Sospeso sull’orizzonte, il sole incendiava le acque. I primi pescherecci erano già in porto; gli altri erano ancora prigionieri di quella fantastica luce d’argento. La madre sospirò piano. Il suo viso mutò, divenne delicatamente vivo, sembrò più giovane, più simile a quello che Fiord ricordava.

«È proprio come nel mio sogno…»

«Cosa?» esclamò Fiord, stupefatta.

«Ho sognato che guardavo il sole al tramonto. Poco prima che affondi dietro il banco di nebbie, quando brucia tra le nuvole e le barche sembrano navigare sulla luce… come se venissero da una terra che si può raggiungere a piedi, se solo si potesse camminare sulla superficie dell’acqua. È un paese che sta sotto il mare, ma nel mio sogno ho visto il suo riflesso, pallido e infuocato, in quella luce. E poi il sole è andato giù.»

Fiord aveva le guance rosse di rabbia: «Non c’è nessun paese!» esplose, e l’espressione segreta, sognante di sua madre svanì: il suo viso tornò ad essere quello di un’estranea. «Non c’è nessun paese magico sotto il mare! Smetti di cercarlo!»

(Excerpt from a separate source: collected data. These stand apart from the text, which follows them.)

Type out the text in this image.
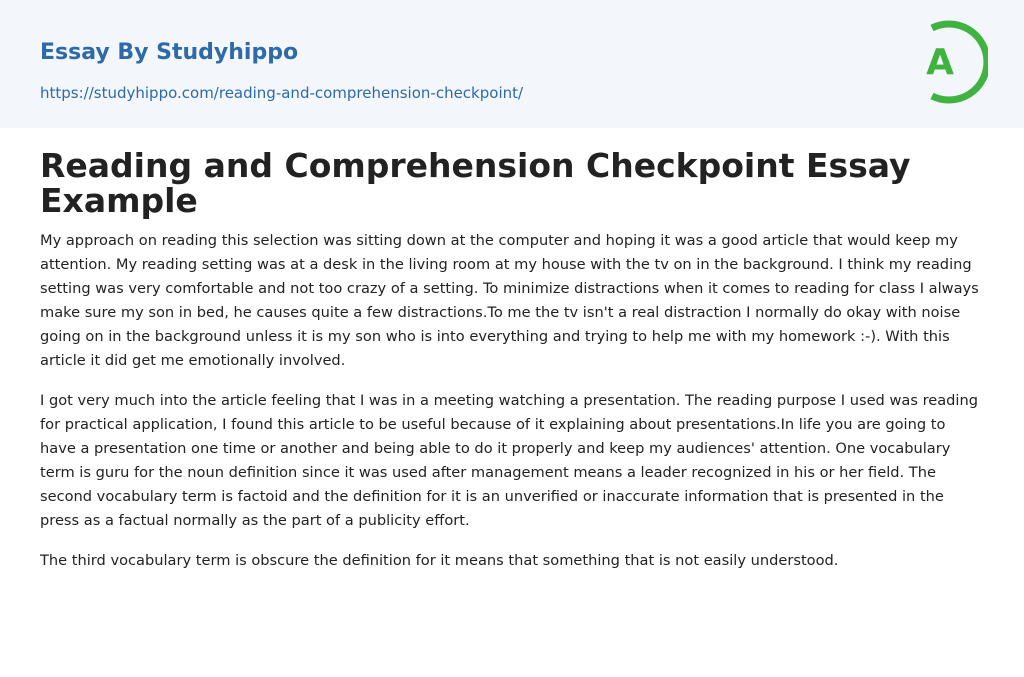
Essay By Studyhippo
https://studyhippo.com/reading-and-comprehension-checkpoint/
A
Reading and Comprehension Checkpoint Essay Example

My approach on reading this selection was sitting down at the computer and hoping it was a good article that would keep my attention. My reading setting was at a desk in the living room at my house with the tv on in the background. I think my reading setting was very comfortable and not too crazy of a setting. To minimize distractions when it comes to reading for class I always make sure my son in bed, he causes quite a few distractions.To me the tv isn't a real distraction I normally do okay with noise going on in the background unless it is my son who is into everything and trying to help me with my homework :-). With this article it did get me emotionally involved.

I got very much into the article feeling that I was in a meeting watching a presentation. The reading purpose I used was reading for practical application, I found this article to be useful because of it explaining about presentations.In life you are going to have a presentation one time or another and being able to do it properly and keep my audiences' attention. One vocabulary term is guru for the noun definition since it was used after management means a leader recognized in his or her field. The second vocabulary term is factoid and the definition for it is an unverified or inaccurate information that is presented in the press as a factual normally as the part of a publicity effort.

The third vocabulary term is obscure the definition for it means that something that is not easily understood.
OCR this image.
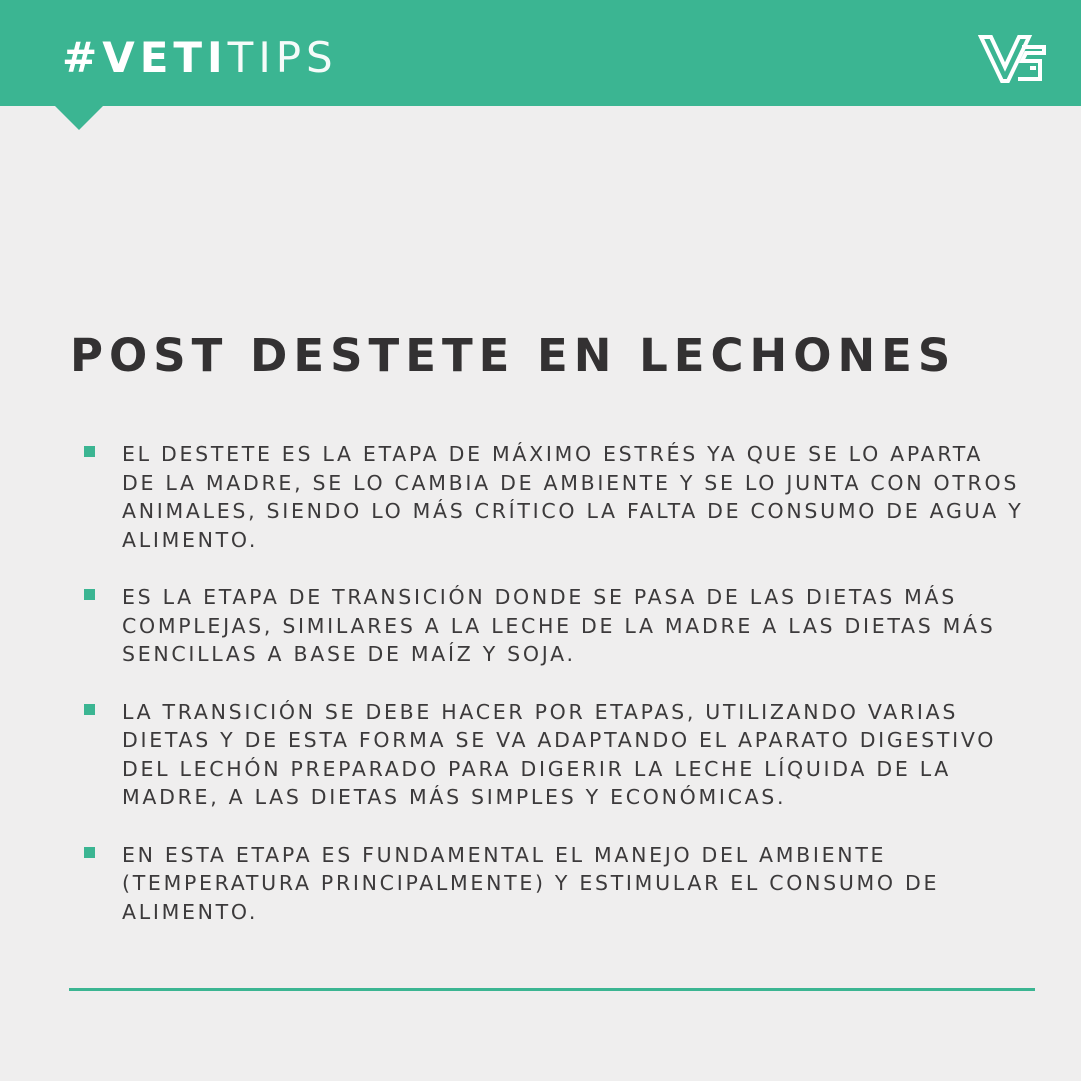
#VETITIPS
POST DESTETE EN LECHONES
EL DESTETE ES LA ETAPA DE MÁXIMO ESTRÉS YA QUE SE LO APARTA
DE LA MADRE, SE LO CAMBIA DE AMBIENTE Y SE LO JUNTA CON OTROS
ANIMALES, SIENDO LO MÁS CRÍTICO LA FALTA DE CONSUMO DE AGUA Y
ALIMENTO.
ES LA ETAPA DE TRANSICIÓN DONDE SE PASA DE LAS DIETAS MÁS
COMPLEJAS, SIMILARES A LA LECHE DE LA MADRE A LAS DIETAS MÁS
SENCILLAS A BASE DE MAÍZ Y SOJA.
LA TRANSICIÓN SE DEBE HACER POR ETAPAS, UTILIZANDO VARIAS
DIETAS Y DE ESTA FORMA SE VA ADAPTANDO EL APARATO DIGESTIVO
DEL LECHÓN PREPARADO PARA DIGERIR LA LECHE LÍQUIDA DE LA
MADRE, A LAS DIETAS MÁS SIMPLES Y ECONÓMICAS.
EN ESTA ETAPA ES FUNDAMENTAL EL MANEJO DEL AMBIENTE
(TEMPERATURA PRINCIPALMENTE) Y ESTIMULAR EL CONSUMO DE
ALIMENTO.
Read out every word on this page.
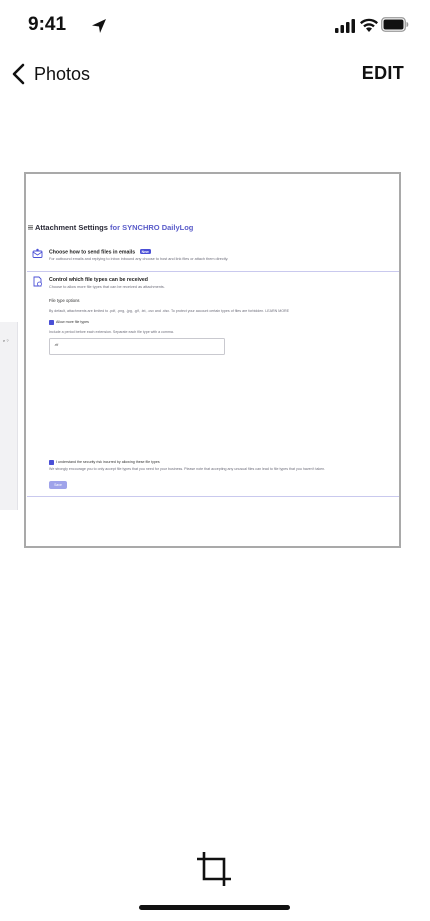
9:41
Photos	EDIT
e ?
Attachment Settings for SYNCHRO DailyLog
Choose how to send files in emails New
For outbound emails and replying to inbox inbound any choose to host and link files or attach them directly.
Control which file types can be received
Choose to allow more file types that can be received as attachments.
File type options
By default, attachments are limited to .pdf, .png, .jpg, .gif, .txt, .csv and .xlsx. To protect your account certain types of files are forbidden. LEARN MORE
Allow more file types
Include a period before each extension. Separate each file type with a comma.
.rtf
I understand the security risk incurred by allowing these file types
We strongly encourage you to only accept file types that you need for your business. Please note that accepting any unusual files can lead to file types that you haven't taken.
Save
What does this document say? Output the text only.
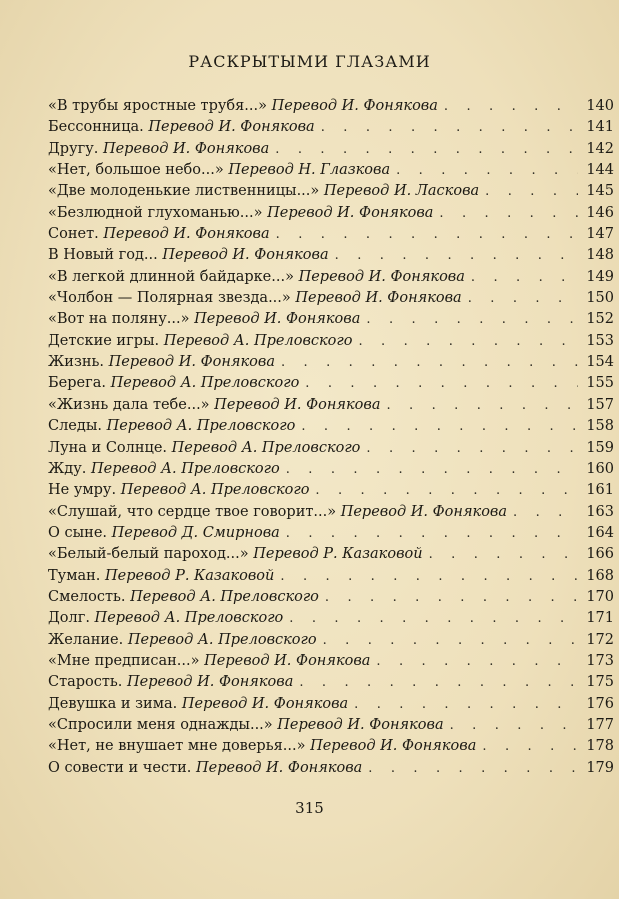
РАСКРЫТЫМИ ГЛАЗАМИ
«В трубы яростные трубя...» Перевод И. Фонякова . . .	140
Бессонница. Перевод И. Фонякова . . .	141
Другу. Перевод И. Фонякова . . .	142
«Нет, большое небо...» Перевод Н. Глазкова . . .	144
«Две молоденькие лиственницы...» Перевод И. Ласкова . . .	145
«Безлюдной глухоманью...» Перевод И. Фонякова . . .	146
Сонет. Перевод И. Фонякова . . .	147
В Новый год... Перевод И. Фонякова . . .	148
«В легкой длинной байдарке...» Перевод И. Фонякова . . .	149
«Чолбон — Полярная звезда...» Перевод И. Фонякова . . .	150
«Вот на поляну...» Перевод И. Фонякова . . .	152
Детские игры. Перевод А. Преловского . . .	153
Жизнь. Перевод И. Фонякова . . .	154
Берега. Перевод А. Преловского . . .	155
«Жизнь дала тебе...» Перевод И. Фонякова . . .	157
Следы. Перевод А. Преловского . . .	158
Луна и Солнце. Перевод А. Преловского . . .	159
Жду. Перевод А. Преловского . . .	160
Не умру. Перевод А. Преловского . . .	161
«Слушай, что сердце твое говорит...» Перевод И. Фонякова . . .	163
О сыне. Перевод Д. Смирнова . . .	164
«Белый-белый пароход...» Перевод Р. Казаковой . . .	166
Туман. Перевод Р. Казаковой . . .	168
Смелость. Перевод А. Преловского . . .	170
Долг. Перевод А. Преловского . . .	171
Желание. Перевод А. Преловского . . .	172
«Мне предписан...» Перевод И. Фонякова . . .	173
Старость. Перевод И. Фонякова . . .	175
Девушка и зима. Перевод И. Фонякова . . .	176
«Спросили меня однажды...» Перевод И. Фонякова . . .	177
«Нет, не внушает мне доверья...» Перевод И. Фонякова . . .	178
О совести и чести. Перевод И. Фонякова . . .	179
315
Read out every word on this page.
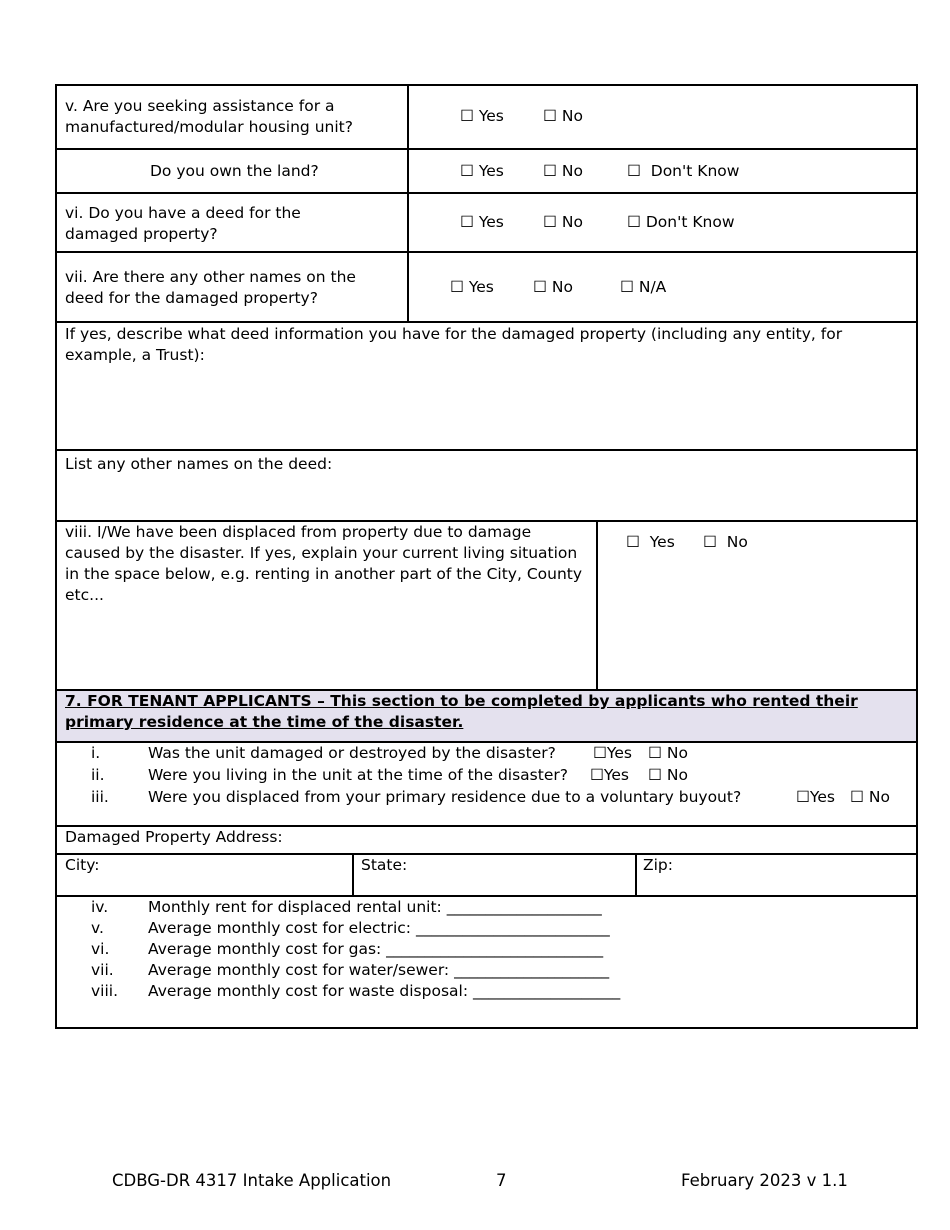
v. Are you seeking assistance for a manufactured/modular housing unit?
☐ Yes	☐ No
Do you own the land?	☐ Yes	☐ No	☐ Don't Know
vi. Do you have a deed for the damaged property?
☐ Yes	☐ No	☐ Don't Know
vii. Are there any other names on the deed for the damaged property?
☐ Yes	☐ No	☐ N/A
If yes, describe what deed information you have for the damaged property (including any entity, for example, a Trust):
List any other names on the deed:
viii. I/We have been displaced from property due to damage caused by the disaster. If yes, explain your current living situation in the space below, e.g. renting in another part of the City, County etc...
☐ Yes ☐ No
7. FOR TENANT APPLICANTS – This section to be completed by applicants who rented their primary residence at the time of the disaster.
i.	Was the unit damaged or destroyed by the disaster? ☐Yes ☐ No
ii.	Were you living in the unit at the time of the disaster? ☐Yes ☐ No
iii.	Were you displaced from your primary residence due to a voluntary buyout?	☐Yes ☐ No
Damaged Property Address:
City:	State:	Zip:
iv.	Monthly rent for displaced rental unit: ____________________
v.	Average monthly cost for electric: _________________________
vi. Average monthly cost for gas: ____________________________
vii. Average monthly cost for water/sewer: ____________________
viii. Average monthly cost for waste disposal: ___________________
CDBG-DR 4317 Intake Application	7	February 2023 v 1.1
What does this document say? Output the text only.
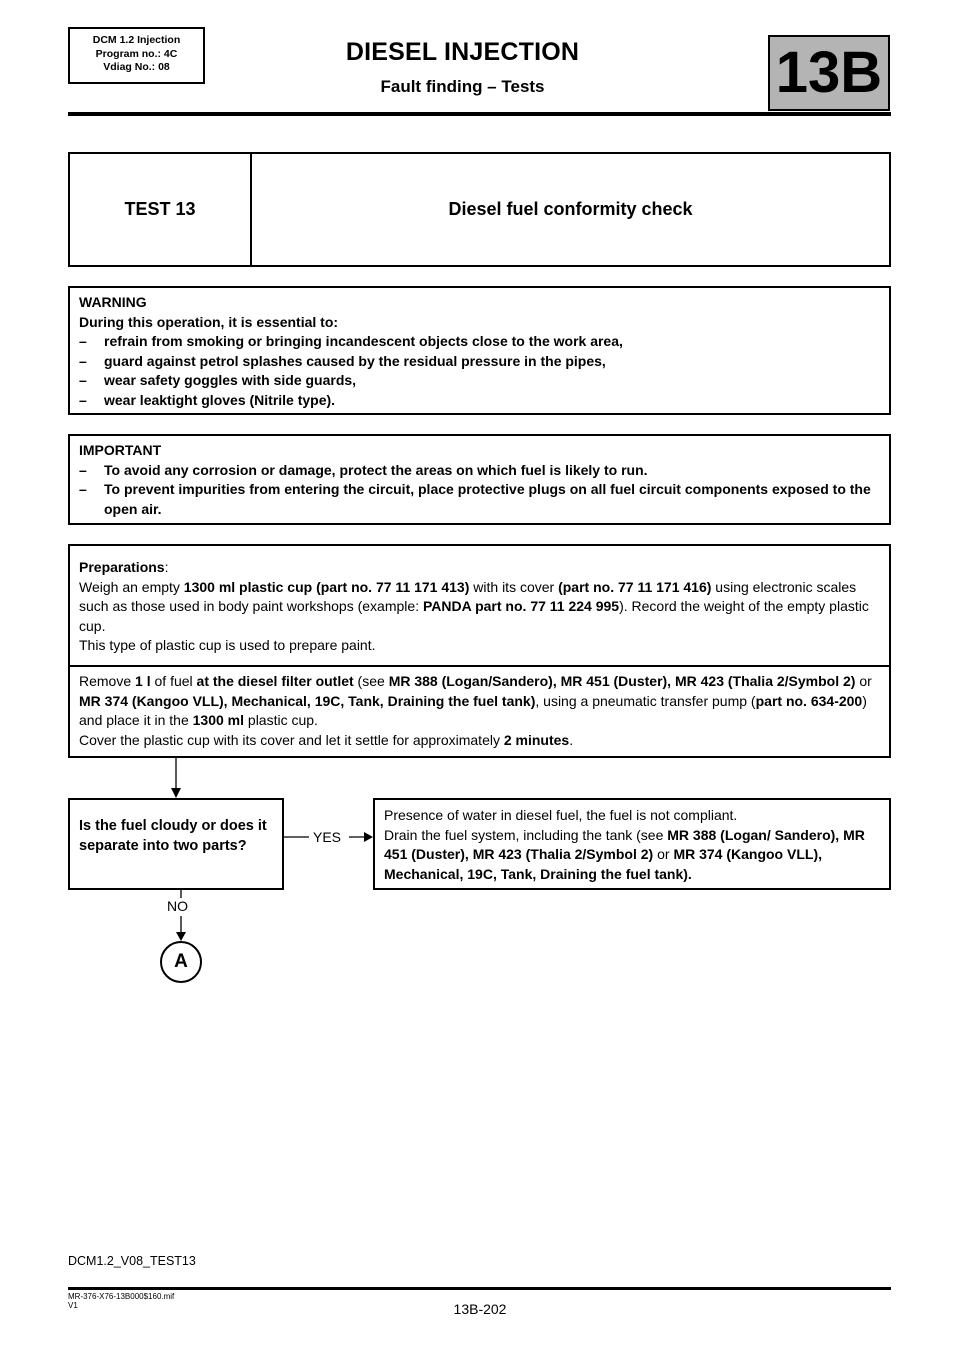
DCM 1.2 Injection
Program no.: 4C
Vdiag No.: 08
DIESEL INJECTION
Fault finding – Tests	13B
TEST 13	Diesel fuel conformity check
WARNING
During this operation, it is essential to:
– refrain from smoking or bringing incandescent objects close to the work area,
– guard against petrol splashes caused by the residual pressure in the pipes,
– wear safety goggles with side guards,
– wear leaktight gloves (Nitrile type).
IMPORTANT
– To avoid any corrosion or damage, protect the areas on which fuel is likely to run.
– To prevent impurities from entering the circuit, place protective plugs on all fuel circuit components exposed to the open air.
Preparations:
Weigh an empty 1300 ml plastic cup (part no. 77 11 171 413) with its cover (part no. 77 11 171 416) using electronic scales such as those used in body paint workshops (example: PANDA part no. 77 11 224 995). Record the weight of the empty plastic cup.
This type of plastic cup is used to prepare paint.
Remove 1 l of fuel at the diesel filter outlet (see MR 388 (Logan/Sandero), MR 451 (Duster), MR 423 (Thalia 2/Symbol 2) or MR 374 (Kangoo VLL), Mechanical, 19C, Tank, Draining the fuel tank), using a pneumatic transfer pump (part no. 634-200) and place it in the 1300 ml plastic cup.
Cover the plastic cup with its cover and let it settle for approximately 2 minutes.
Is the fuel cloudy or does it separate into two parts?
YES
NO
Presence of water in diesel fuel, the fuel is not compliant.
Drain the fuel system, including the tank (see MR 388 (Logan/ Sandero), MR 451 (Duster), MR 423 (Thalia 2/Symbol 2) or MR 374 (Kangoo VLL), Mechanical, 19C, Tank, Draining the fuel tank).
A
DCM1.2_V08_TEST13
MR-376-X76-13B000$160.mif
V1	13B-202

Ma la madre si era di nuovo voltata a scrutare le onde. Fiord corse fuori e sbatté l’uscio così forte che un piccolo stormo di gabbiani, appollaiati sul tetto a godersi l’ultimo sole, si levò in volo stridendo. Alla finestra, la madre aveva di nuovo la faccia di chi dorme, e non sente altro, nei suoi sogni, che il sussurro del mare.